The meat of the book, though, is the travel: the club ends up going abroad to India, and, ultimately, arranging to play cricket in all the continents. Most matches are lost, of course, but there are victories, and the doing is the thing. Harry Thompson is a good writer, and his highs (a victory here, bonding with opponents there, a sublime time in Argentina) and lows are wonderfully told; we are with him in wishing to sink into the ground when some of his team members forget, as he puts it, that it is no longer 1932 and Indians are under no obligation to cope with the appalling rudeness of random white people who show up in their country. It is witty, well-written, and more complex than one might expect; descriptions of the countries and the reaction of the players put me in mind of the best bits of P.J. O’Rourke’s Holidays in Hell.
I’m not sure how accessible the descriptions of cricket are to anyone who has a less-than-casual aquaintence with the game.
I cannot, above all, stress how funny parts of the tale are. I was in hysterics reading parts of it. I highly recommend it if you have even the faintest interest in cricket and a love of good writing.
Just one word of warning: the end will tear your heart out.
Tuesday, April 3. 2007
OK, so I’m reading this after it was made into “a major motion picture”; blame Unity, my main supplier of crackHHHH^Hbooks for not having Christopher Priest’s most recent effort on the shelves until it now.
I’m very fond of Priest; I started reading his early stuff like _Real Time World. and _Fugue for a Darkening Island; a signatue of his work is that he’s fond of presenting narratives about worlds that differ markedly from our own; they start out seemless, solid, with the reader seeking to understand the alternative universe. Even as you do, you begin to see chinks and cracks which are the keys to deciphering the puzzle of what’s really going on.

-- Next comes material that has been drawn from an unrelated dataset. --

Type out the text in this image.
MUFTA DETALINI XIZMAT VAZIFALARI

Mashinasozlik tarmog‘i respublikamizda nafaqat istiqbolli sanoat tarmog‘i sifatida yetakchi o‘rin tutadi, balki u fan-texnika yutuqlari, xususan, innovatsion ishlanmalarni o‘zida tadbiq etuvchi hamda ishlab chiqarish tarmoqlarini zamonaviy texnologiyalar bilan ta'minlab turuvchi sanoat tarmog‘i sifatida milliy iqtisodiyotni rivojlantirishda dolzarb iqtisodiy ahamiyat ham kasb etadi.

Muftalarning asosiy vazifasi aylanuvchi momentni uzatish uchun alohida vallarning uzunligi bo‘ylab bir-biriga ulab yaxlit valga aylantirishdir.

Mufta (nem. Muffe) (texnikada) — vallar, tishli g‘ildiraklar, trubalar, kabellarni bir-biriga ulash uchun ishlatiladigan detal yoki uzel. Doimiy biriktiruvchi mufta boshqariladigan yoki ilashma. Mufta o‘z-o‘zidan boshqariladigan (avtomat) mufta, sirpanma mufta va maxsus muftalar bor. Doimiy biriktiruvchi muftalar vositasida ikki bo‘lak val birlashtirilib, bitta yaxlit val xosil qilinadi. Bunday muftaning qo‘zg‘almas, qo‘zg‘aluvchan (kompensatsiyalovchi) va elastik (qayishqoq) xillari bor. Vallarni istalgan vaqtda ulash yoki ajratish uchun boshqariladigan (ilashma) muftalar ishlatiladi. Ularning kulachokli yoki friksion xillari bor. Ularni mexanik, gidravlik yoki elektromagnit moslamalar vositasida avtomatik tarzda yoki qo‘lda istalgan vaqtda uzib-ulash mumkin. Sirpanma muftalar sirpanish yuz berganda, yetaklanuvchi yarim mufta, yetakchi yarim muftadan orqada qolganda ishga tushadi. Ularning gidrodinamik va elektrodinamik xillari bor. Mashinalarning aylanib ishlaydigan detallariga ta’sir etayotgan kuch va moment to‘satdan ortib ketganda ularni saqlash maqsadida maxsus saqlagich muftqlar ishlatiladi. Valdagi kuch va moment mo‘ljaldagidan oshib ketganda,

In that sense, Priest’s favour of sci-fi is rather whodunnit flavoured, or perhaps more accruately, howdunnit.
Something I have noticed is that his earlier work tends to be embedded in more orthodox science fiction; his two most recent books, The Separation and Prestige are more concerned with the mystery and the story than the devices used to enable them; indeed, I read one short review of the movie of Prestige that suggested it was more fantasy than sci-fi, since the mechanism of one of the mysteries might as well be magic as science. Certainly it’s the classic soft sci-fi where we are not meant to worry too much about the mechnisms, but more their effects.
I enjoyed the way Prestige plays with multiple views of the same incidents, starting with contemporary perspectives and then segueing into diaries to tell the events of the past. We’re treated the points of view of each of the protagonists in turn, and as we see through their eyes, our views of the characters shifts; one account will leave us in sympathy with one character, the next will lead us to hold him in contempt. It’s a well executed example of the technique, and kept me on my toes.